On dénombre environ un million de sans-abri à Haïti. Plus de 300 000 personnes ont péri dans le tremblement de terre.
«Presque toutes les maisons sont écroulées ou fissurées. Les gens ne travaillent pas. Plusieurs sont traumatisés par tous ces cris qu'ils entendaient sous les décombres. Ils ne peuvent pas tenir le coup encore longtemps comme ça», se désole la Trifluvienne qui était en Haïti pour accompagner les différentes organisations de la société civile haïtienne avec qui le Comité solidarité collaborait bien avant le tremblement de terre.
Pour Mme Lafontaine, il ne fait aucun doute que l'espoir de reconstruire le pays passe par ces groupes voués à la cause des femmes, à la défense des droits, etc.
Elle précise qu'ils ont des solutions à proposer, dont celle de décentraliser les services vers les villes et villages qui pourraient ainsi accueillir tous ces réfugiés à Port-au-Prince.
Annie Lafontaine ne cache pas cependant que le gouvernement en place se fait reprocher son inertie. De plus en plus d'Haïtiens pointent du doigt les autorités. «Ils demandent le départ de Préval. La tension monte. Il y en a qui parlent de révolution civile», dit-elle, à la fois compréhensive et inquiète devant cette réaction.
C'est pourquoi la représentante du Comité solidarité-Trois-Rivières parle de l'urgence de permettre aux organisations de la société civile haïtienne de participer aux discussions avec le gouvernement haïtien et la communauté internationale.
«On doit les appuyer. C'est maintenant que ça se joue. Le moment est critique», répète Mme Lafontaine avant de mentionner qu'il faut donner à ces associations la possibilité de travailler efficacement. «Elles sont très importantes sur le terrain. Elles représentent la majorité», poursuit-elle.
Annie Lafontaine indique que l'aide apportée au cours des deux dernières semaines par la petite délégation trifluvienne représente une minuscule goutte d'eau dans un océan.
«Nous étions là pour prendre connaissance de l'état des lieux et des besoins. Nous pourrions éventuellement relancer à Trois-Rivières un mouvement de solidarité.
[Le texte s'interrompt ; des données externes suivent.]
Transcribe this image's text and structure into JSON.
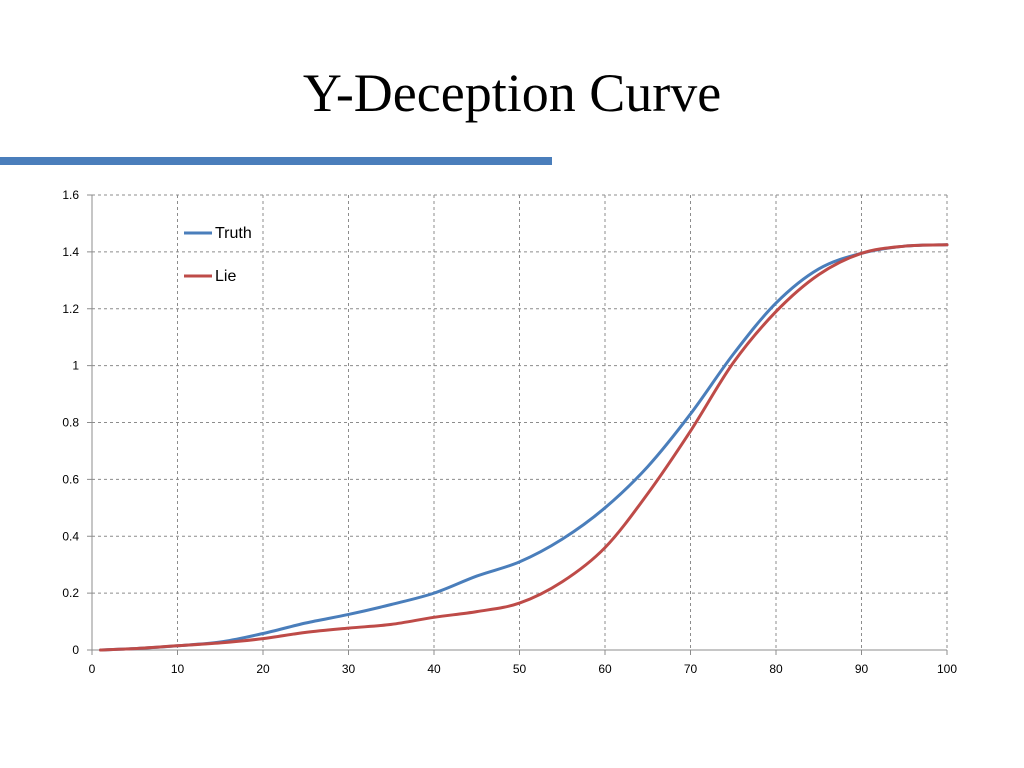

On espère que la population continuera de nous appuyer», souhaite Mme Lafontaine qui fait notamment état de l'augmentation de la violence faite aux femmes dans les camps de réfugiés.
«Les gens vivent à proximité les uns des autres. Il y a là-bas une perte de la dignité humaine», décrit celle qui a aussi visité Léogâne et Jacmel, deux autres villes durement touchées par le séisme.
«Nous sommes finalement allées au nord du pays où, malgré la grande pauvreté, les gens s'organisent», décrit Mme Lafontaine qui parle de cette «belle surprise» comme d'un baume sur toutes ces blessures qui marquent aujourd'hui Haïti.